The Philippines, Taiwan and Singapore are just a few of the countries with long histories of rice-growing expertise that have offered to help by providing high-yield rice varieties, as well as technology transfer, capacity building and training.

A good example of how outside help has boosted Brunei Darussalam’s rice yields is agricultural cooperative Koperasi Setiakawan (KOSEKA), whose yields of the hybrid Laila variety rice have increased from about 100 tonnes in 2008 to more than 1000 tonnes in 2011.

According to the MIPR, the basis for KOSEKA’s success is attributed to KOSEKA members’ attendance at Brunei Darussalam’s Rice Farmers Field School (RFFS), established in 2010 to train farmers in effective crop and pest management.

The RFFS grew out of a 2009 memorandum of understanding (MoU) on agricultural cooperation between Brunei’s Department of Agriculture and Agrifood (DAA) and the Philippines’ PhilRice, a governmental rice research and development agency.
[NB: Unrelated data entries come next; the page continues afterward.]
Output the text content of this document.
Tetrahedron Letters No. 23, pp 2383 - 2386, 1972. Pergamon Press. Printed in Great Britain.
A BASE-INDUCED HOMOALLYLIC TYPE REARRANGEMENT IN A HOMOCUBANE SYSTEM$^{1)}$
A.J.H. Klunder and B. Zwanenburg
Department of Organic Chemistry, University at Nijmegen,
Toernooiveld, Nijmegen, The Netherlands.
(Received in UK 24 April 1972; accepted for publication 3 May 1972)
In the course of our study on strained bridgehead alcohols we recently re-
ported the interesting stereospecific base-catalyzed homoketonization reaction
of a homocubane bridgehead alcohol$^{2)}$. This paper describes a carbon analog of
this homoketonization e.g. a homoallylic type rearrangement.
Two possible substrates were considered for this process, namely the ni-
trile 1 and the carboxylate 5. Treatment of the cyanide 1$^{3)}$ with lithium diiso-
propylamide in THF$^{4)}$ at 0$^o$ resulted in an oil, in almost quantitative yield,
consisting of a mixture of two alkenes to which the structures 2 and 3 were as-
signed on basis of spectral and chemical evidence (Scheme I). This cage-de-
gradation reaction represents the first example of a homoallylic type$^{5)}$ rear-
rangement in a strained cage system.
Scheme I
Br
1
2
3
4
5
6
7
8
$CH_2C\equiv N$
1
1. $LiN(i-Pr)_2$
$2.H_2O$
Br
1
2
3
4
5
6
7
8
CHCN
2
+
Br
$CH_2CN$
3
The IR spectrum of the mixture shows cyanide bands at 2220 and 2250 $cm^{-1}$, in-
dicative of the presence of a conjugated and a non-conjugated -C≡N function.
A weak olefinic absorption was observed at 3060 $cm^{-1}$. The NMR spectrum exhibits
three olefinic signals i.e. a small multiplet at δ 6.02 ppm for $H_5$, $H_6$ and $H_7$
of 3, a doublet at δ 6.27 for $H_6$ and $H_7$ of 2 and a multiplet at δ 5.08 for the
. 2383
RFFS students are taught best farming practices through techniques such as agro-ecosystem analysis, a system that helps farmers improve their decision-making abilities.

Furthermore, Taiwan has produced a collection of nine new varieties of rice from which Brunei can select the best for its fields. “We are willing to take part in Brunei’s important national rice project and help Brunei develop scientific agriculture and build quality agricultural industry in the near future,” Terry Ting, a representative of the Taipei Economic and Cultural Office in Brunei, told the Brunei Times in October 2011.

Another helping hand came in September 2011 when Japan’s Mitsubishi Corporation and the DAA entered into a MoU to improve cultivation techniques and methods of fertiliser application in the Temburong, Tutong and Brunei-Muara districts.

Additionally, Singapore-based SunLand Agri-Tech has been assisting the government since 2009 in the development of hybrid rice strains. A key difference here is that SunLand is not selling the Sultanate the high-yield rice seeds; rather, it is training the country to develop the variety itself.

Another viable option for Brunei Darussalam to ensure its food security involves entering into joint ventures that will enable it to own and operate farms in neighbouring countries. “There have been proposals from other countries, such as the Philippines, Indonesia and even Malaysia, to invite us to look at farms and facilities for a possible joint venture or possible ownership and production there,” MIPR’s Yahya told the Brunei Times last March.

With so many options to choose from, and with its neighbours so willing to step in to help, Brunei Darussalam stands a good chance of at least partially meeting its food security targets in the next three years.